This project is related to the application of the Adaptive Artificial Potential Field with ArUco Marker for grasping and collision avoidance using velocity control of ur_modern_driver.

Please check the paper for further info: [http://proceedings.science/p/111278]

2.0 Required packages - Kinetic Version

Install any dependencies you might have missed by using this command in catkin_ws folder

$ rosdep install --from-paths src --ignore-src -r -y

3.0 Test Velocity Control with RVIZ

RVIZ mode is used when the real robot is connected. In this case, Gazebo will not start. Wait for the message "You can start planning now!" to show before running the next command.

 $ roslaunch custom_codes APF_project_rviz.launch

NOTE: Remember to start URSIM before launching ur5_ros_control Start the ur modern drive to connect with URSIM (3.9.1 version) - Remember to set DHCP and check the ip in the terminal.

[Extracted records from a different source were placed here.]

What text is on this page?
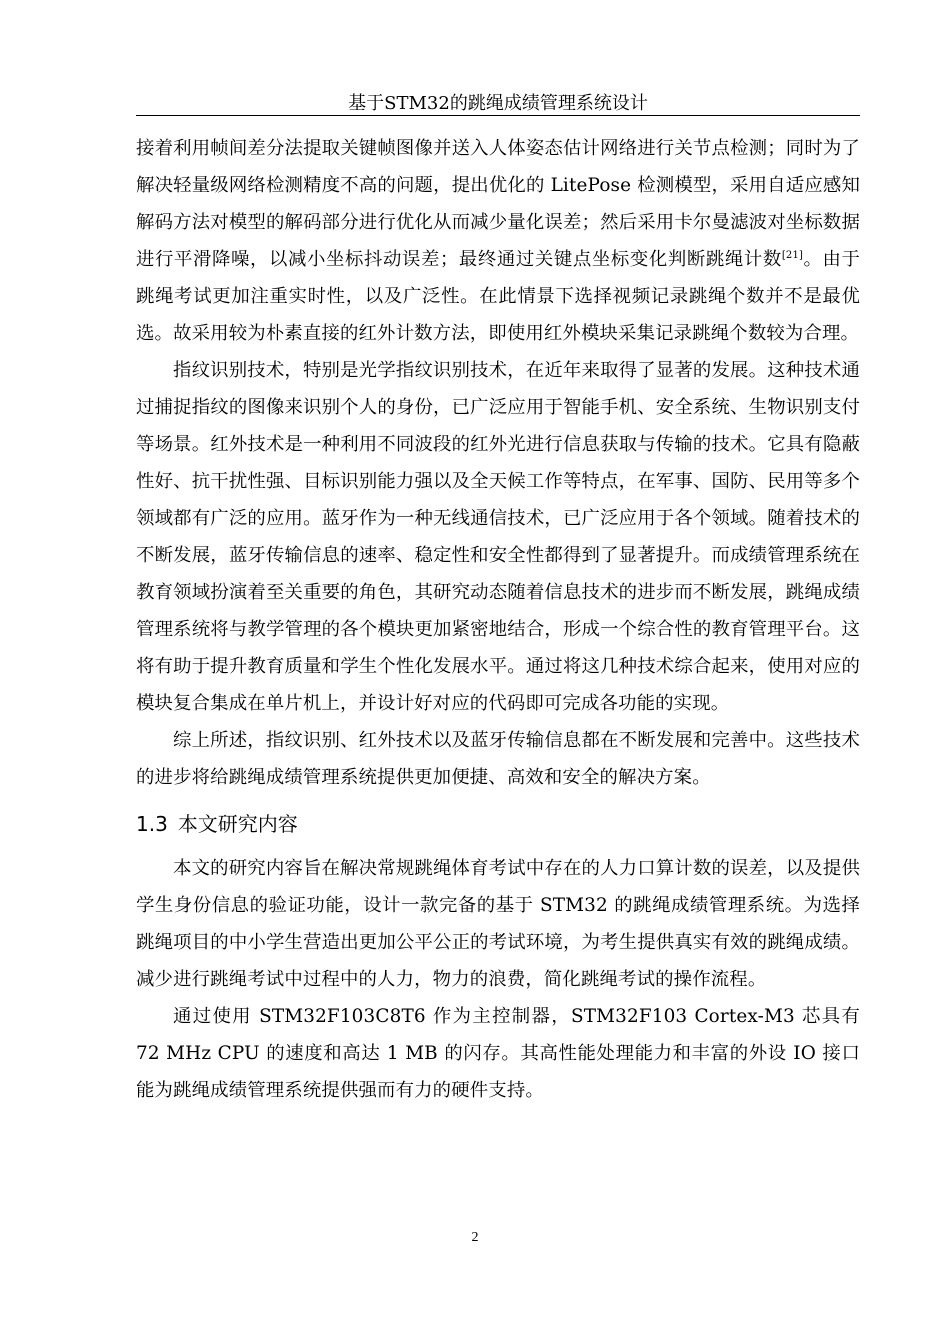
基于STM32的跳绳成绩管理系统设计

接着利用帧间差分法提取关键帧图像并送入人体姿态估计网络进行关节点检测；同时为了解决轻量级网络检测精度不高的问题，提出优化的 LitePose 检测模型，采用自适应感知解码方法对模型的解码部分进行优化从而减少量化误差；然后采用卡尔曼滤波对坐标数据进行平滑降噪，以减小坐标抖动误差；最终通过关键点坐标变化判断跳绳计数[21]。由于跳绳考试更加注重实时性，以及广泛性。在此情景下选择视频记录跳绳个数并不是最优选。故采用较为朴素直接的红外计数方法，即使用红外模块采集记录跳绳个数较为合理。

指纹识别技术，特别是光学指纹识别技术，在近年来取得了显著的发展。这种技术通过捕捉指纹的图像来识别个人的身份，已广泛应用于智能手机、安全系统、生物识别支付等场景。红外技术是一种利用不同波段的红外光进行信息获取与传输的技术。它具有隐蔽性好、抗干扰性强、目标识别能力强以及全天候工作等特点，在军事、国防、民用等多个领域都有广泛的应用。蓝牙作为一种无线通信技术，已广泛应用于各个领域。随着技术的不断发展，蓝牙传输信息的速率、稳定性和安全性都得到了显著提升。而成绩管理系统在教育领域扮演着至关重要的角色，其研究动态随着信息技术的进步而不断发展，跳绳成绩管理系统将与教学管理的各个模块更加紧密地结合，形成一个综合性的教育管理平台。这将有助于提升教育质量和学生个性化发展水平。通过将这几种技术综合起来，使用对应的模块复合集成在单片机上，并设计好对应的代码即可完成各功能的实现。

综上所述，指纹识别、红外技术以及蓝牙传输信息都在不断发展和完善中。这些技术的进步将给跳绳成绩管理系统提供更加便捷、高效和安全的解决方案。

1.3 本文研究内容

本文的研究内容旨在解决常规跳绳体育考试中存在的人力口算计数的误差，以及提供学生身份信息的验证功能，设计一款完备的基于 STM32 的跳绳成绩管理系统。为选择跳绳项目的中小学生营造出更加公平公正的考试环境，为考生提供真实有效的跳绳成绩。减少进行跳绳考试中过程中的人力，物力的浪费，简化跳绳考试的操作流程。

通过使用 STM32F103C8T6 作为主控制器，STM32F103 Cortex-M3 芯具有 72 MHz CPU 的速度和高达 1 MB 的闪存。其高性能处理能力和丰富的外设 IO 接口能为跳绳成绩管理系统提供强而有力的硬件支持。

2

The IP is 127.0.1.1 as default.

$ roslaunch custom_codes ur5_ros_control.launch robot_ip:=127.0.1.1

If you don't have a webcam connected, launch this:

$ rosrun custom_codes tf_node.py

Start the command_vel node. The following command will turn on orientation control (if desired).

$ rosrun custom_codes command_vel_rviz.py --armarker --OriON

4.0 Test Velocity Control with Gazebo and CAM (Gazebo plugin)

NOTE: Gazebo simulation is not working properly due to the lack of gravity compensation controller. Velocity controller cannot work well without compensation in Gazebo.

Gazebo simulation is used if the real robot is not available. If it is available, please use RVIZ and only RVIZ instead.

NOTE: The Gazebo environment is started in paused mode (to set initial joint angles). Remember to PLAY the simulation after gazebo starts.

$ roslaunch custom_codes APF_project_gazebo.launch

Spawn a sphere model to represent the goal

$ rosrun custom_codes spawn_model.py

While gravity compensation is not yet implement, the gravity is set to zero for the robot to reach the goal. The real UR5 has it implemented in its controller. In other words, it is not necessary to have this kind of control when the real robot is connected.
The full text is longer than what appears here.